J’eus tôt fait d’arriver au corridor au moment même où il le quittait et commençai de gravir, toujours fort prudemment, les degrés vermoulus du second escalier. Caché dans le corridor, je le vis s’arrêter au premier palier, et pousser une porte. Et puis je ne vis plus rien; il était rentré dans l’ombre et peut-être dans la chambre. Je grimpai jusqu’à cette porte qui était refermée et, sûr qu’il était dans la chambre, je frappai trois petits coups. Et j’attendis. Mon coeur battait à se rompre. Toutes ces chambres étaient inhabitées, abandonnées… Qu’est-ce que M. Robert Darzac venait faire dans l’une de ces chambres-là?…

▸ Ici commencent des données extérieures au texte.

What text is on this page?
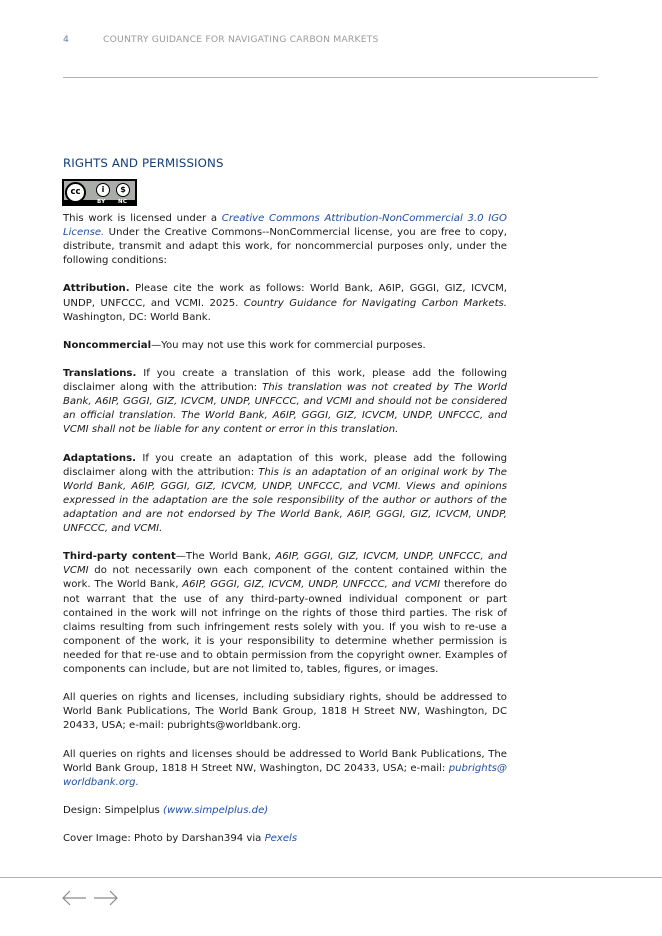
4	COUNTRY GUIDANCE FOR NAVIGATING CARBON MARKETS
RIGHTS AND PERMISSIONS
cc	i	$
BY NC

This work is licensed under a Creative Commons Attribution-NonCommercial 3.0 IGO License. Under the Creative Commons--NonCommercial license, you are free to copy, distribute, transmit and adapt this work, for noncommercial purposes only, under the following conditions:

Attribution. Please cite the work as follows: World Bank, A6IP, GGGI, GIZ, ICVCM, UNDP, UNFCCC, and VCMI. 2025. Country Guidance for Navigating Carbon Markets. Washington, DC: World Bank.

Noncommercial—You may not use this work for commercial purposes.

Translations. If you create a translation of this work, please add the following disclaimer along with the attribution: This translation was not created by The World Bank, A6IP, GGGI, GIZ, ICVCM, UNDP, UNFCCC, and VCMI and should not be considered an official translation. The World Bank, A6IP, GGGI, GIZ, ICVCM, UNDP, UNFCCC, and VCMI shall not be liable for any content or error in this translation.

Adaptations. If you create an adaptation of this work, please add the following disclaimer along with the attribution: This is an adaptation of an original work by The World Bank, A6IP, GGGI, GIZ, ICVCM, UNDP, UNFCCC, and VCMI. Views and opinions expressed in the adaptation are the sole responsibility of the author or authors of the adaptation and are not endorsed by The World Bank, A6IP, GGGI, GIZ, ICVCM, UNDP, UNFCCC, and VCMI.

Third-party content—The World Bank, A6IP, GGGI, GIZ, ICVCM, UNDP, UNFCCC, and VCMI do not necessarily own each component of the content contained within the work. The World Bank, A6IP, GGGI, GIZ, ICVCM, UNDP, UNFCCC, and VCMI therefore do not warrant that the use of any third-party-owned individual component or part contained in the work will not infringe on the rights of those third parties. The risk of claims resulting from such infringement rests solely with you. If you wish to re-use a component of the work, it is your responsibility to determine whether permission is needed for that re-use and to obtain permission from the copyright owner. Examples of components can include, but are not limited to, tables, figures, or images.

All queries on rights and licenses, including subsidiary rights, should be addressed to World Bank Publications, The World Bank Group, 1818 H Street NW, Washington, DC 20433, USA; e-mail: pubrights@worldbank.org.

All queries on rights and licenses should be addressed to World Bank Publications, The World Bank Group, 1818 H Street NW, Washington, DC 20433, USA; e-mail: pubrights@ worldbank.org.

Design: Simpelplus (www.simpelplus.de)

Cover Image: Photo by Darshan394 via Pexels
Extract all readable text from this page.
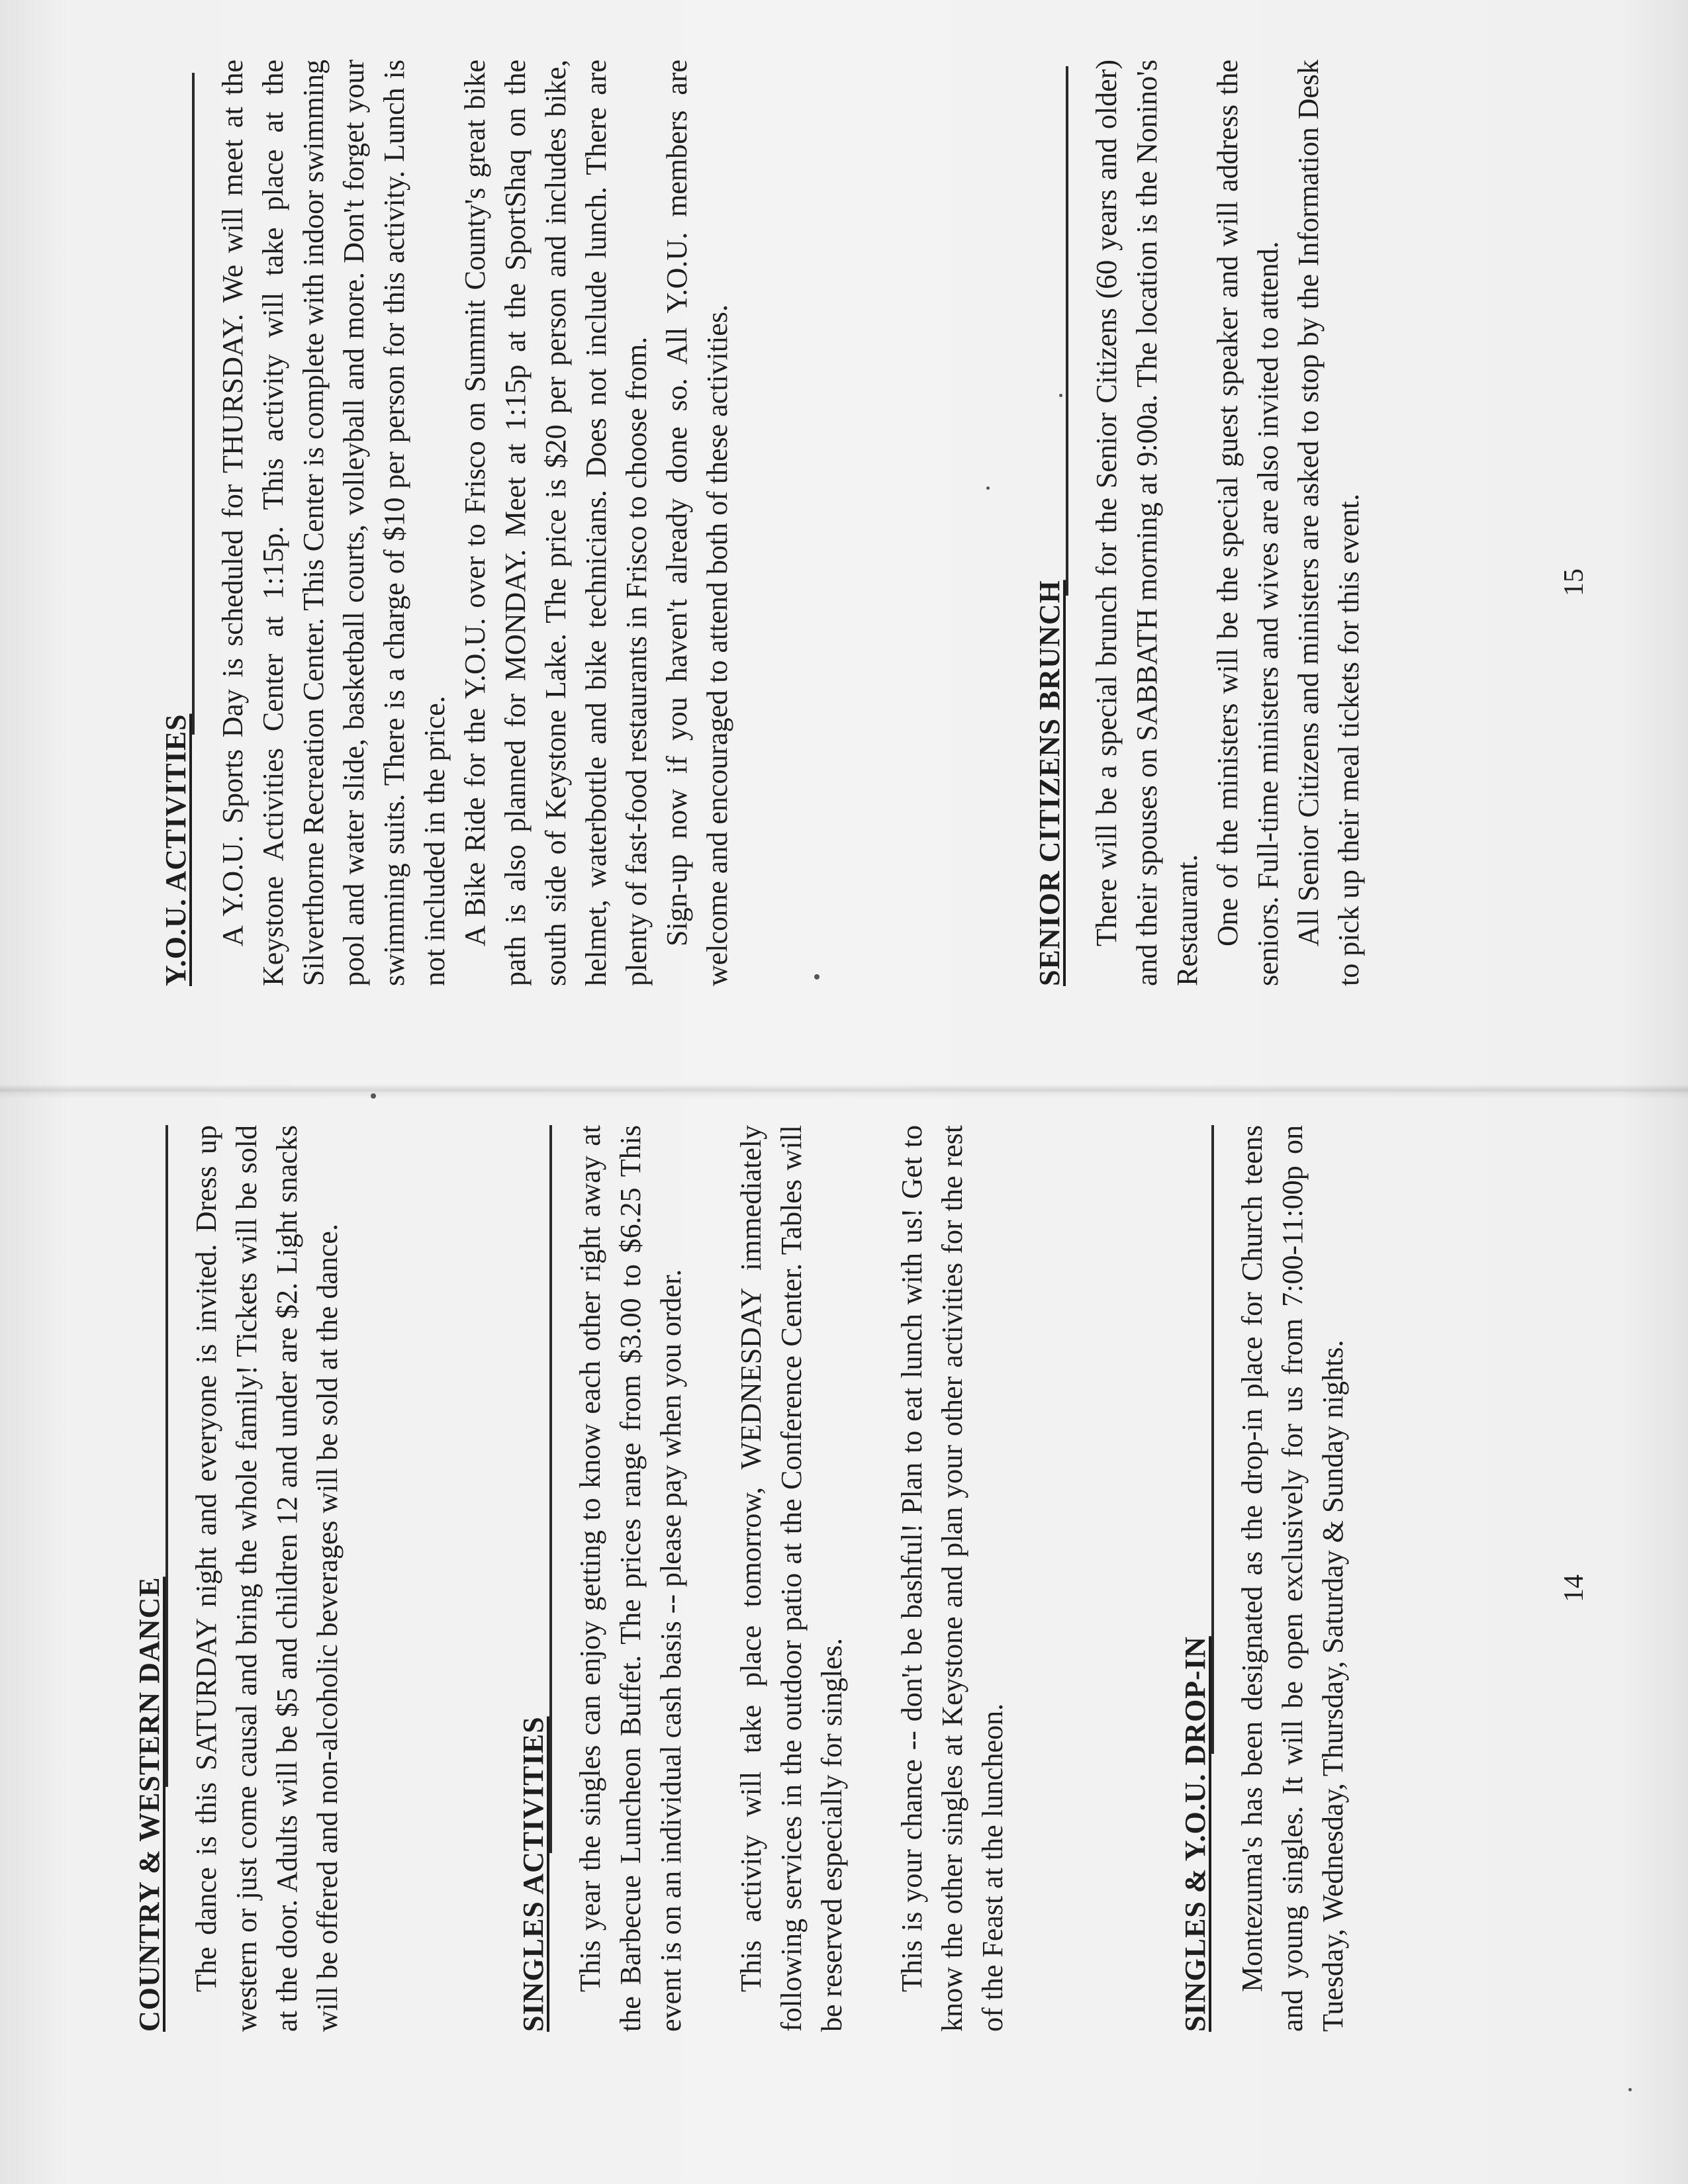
COUNTRY & WESTERN DANCE The dance is this SATURDAY night and everyone is invited. Dress up western or just come causal and bring the whole family! Tickets will be sold at the door. Adults will be $5 and children 12 and under are $2. Light snacks will be offered and non-alcoholic beverages will be sold at the dance.	SINGLES ACTIVITIES This year the singles can enjoy getting to know each other right away at the Barbecue Luncheon Buffet. The prices range from $3.00 to $6.25 This event is on an individual cash basis -- please pay when you order. This activity will take place tomorrow, WEDNESDAY immediately following services in the outdoor patio at the Conference Center. Tables will be reserved especially for singles. This is your chance -- don't be bashful! Plan to eat lunch with us! Get to know the other singles at Keystone and plan your other activities for the rest of the Feast at the luncheon.	SINGLES & Y.O.U. DROP-IN Montezuma's has been designated as the drop-in place for Church teens and young singles. It will be open exclusively for us from 7:00-11:00p on Tuesday, Wednesday, Thursday, Saturday & Sunday nights.	14
Y.O.U. ACTIVITIES A Y.O.U. Sports Day is scheduled for THURSDAY. We will meet at the Keystone Activities Center at 1:15p. This activity will take place at the Silverthorne Recreation Center. This Center is complete with indoor swimming pool and water slide, basketball courts, volleyball and more. Don't forget your swimming suits. There is a charge of $10 per person for this activity. Lunch is not included in the price. A Bike Ride for the Y.O.U. over to Frisco on Summit County's great bike path is also planned for MONDAY. Meet at 1:15p at the SportShaq on the south side of Keystone Lake. The price is $20 per person and includes bike, helmet, waterbottle and bike technicians. Does not include lunch. There are plenty of fast-food restaurants in Frisco to choose from. Sign-up now if you haven't already done so. All Y.O.U. members are welcome and encouraged to attend both of these activities.	SENIOR CITIZENS BRUNCH There will be a special brunch for the Senior Citizens (60 years and older) and their spouses on SABBATH morning at 9:00a. The location is the Nonino's Restaurant. One of the ministers will be the special guest speaker and will address the seniors. Full-time ministers and wives are also invited to attend. All Senior Citizens and ministers are asked to stop by the Information Desk to pick up their meal tickets for this event.	15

J’attendis deux minutes qui me parurent interminables, et, comme personne ne me répondait, comme la porte ne s’ouvrait pas, je frappai à nouveau et j’attendis encore… alors, la porte s’ouvrit et Robert Darzac me dit de sa voix la plus naturelle:
«C’est vous, Sainclair? Que me voulez-vous, mon ami?…
— Je veux savoir, fis-je — et ma main serrait au fond de ma poche mon revolver, et ma voix, à moi, était comme étranglée, tant, au fond, j’avais peur — je veux savoir ce que vous faites ici, à une pareille heure…»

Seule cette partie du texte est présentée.